Tunable Schottky and Ohmic contacts in graphene and tellurene van der Waals heterostructures

We systematically investigate the effects of external electric field and interlayer coupling on the electronic structures and contact characteristics of hybrid graphene and tellurene (G/Te) van der Waals heterostructures (vdWHs) based on first-principles calculations. Our results show that the G/α-Te interface is formed by an n-type Schottky contact with a negligible Schottky barrier height (SBH), while the G/β-Te interface is formed by a p-type Schottky contact with a SBH of 0.51 eV. By applying external electric fields perpendicular to the G/Te interfaces or changing the interlayer distance between the graphene and tellurene monolayers, both Schottky barriers and contact types (n-type Schottky, p-type Schottky, and Ohmic) at the G/Te interfaces can be effectively modulated.

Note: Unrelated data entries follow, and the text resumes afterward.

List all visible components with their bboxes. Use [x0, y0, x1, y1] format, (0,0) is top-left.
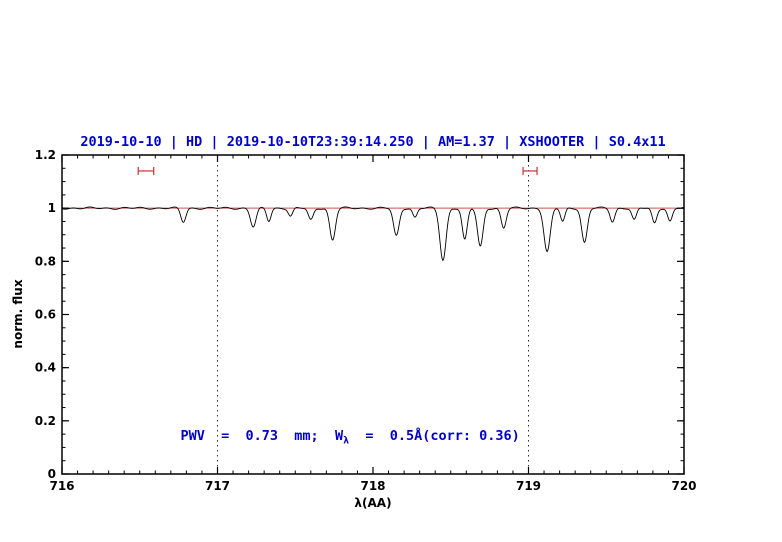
x-axis-label: λ(AA): [354, 496, 391, 510]
annotation-suffix: = 0.5Å(corr: 0.36): [349, 428, 520, 444]
y-tick-label: 0.6: [35, 308, 56, 322]
x-tick-label: 718: [360, 479, 385, 493]
annotation-lambda-subscript: λ: [343, 435, 350, 447]
y-tick-label: 1.2: [35, 148, 56, 162]
y-tick-label: 0.8: [35, 254, 56, 268]
x-tick-label: 717: [205, 479, 230, 493]
annotation-prefix: PWV = 0.73 mm; W: [180, 428, 344, 444]
x-tick-label: 720: [671, 479, 696, 493]
y-tick-label: 0.2: [35, 414, 56, 428]
plot-content: 716 717 718 719 720 0 0.2 0.4 0.6 0.8 1 1.2: [35, 148, 697, 493]
x-tick-label: 716: [49, 479, 74, 493]
spectrum-line: [61, 206, 685, 262]
plot-title: 2019-10-10 | HD | 2019-10-10T23:39:14.25…: [80, 134, 666, 150]
y-tick-label: 0: [48, 467, 56, 481]
x-tick-label: 719: [516, 479, 541, 493]
y-axis-label: norm. flux: [11, 279, 25, 348]
y-tick-label: 0.4: [35, 361, 56, 375]
y-tick-label: 1: [48, 201, 56, 215]
pwv-annotation: PWV = 0.73 mm; Wλ = 0.5Å(corr: 0.36): [148, 412, 520, 463]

The changes in charge transfer, as well as the corresponding interface dipole and potential step with the external electric field and interlayer coupling, are revealed to account for the reason for tunable Schottky and Ohmic contacts at the G/Te interfaces. Therefore, the G/Te vdWHs show tunable Schottky and Ohmic contacts with promising applications of graphene-based field-effect transistors in future experiments. Electric field and interlayer coupling tunable Schottky and Ohmic contacts in graphene and tellurene van der Waals heterostructures have been predicted theoretically to expect potential applications in graphene-based field-effect transistors.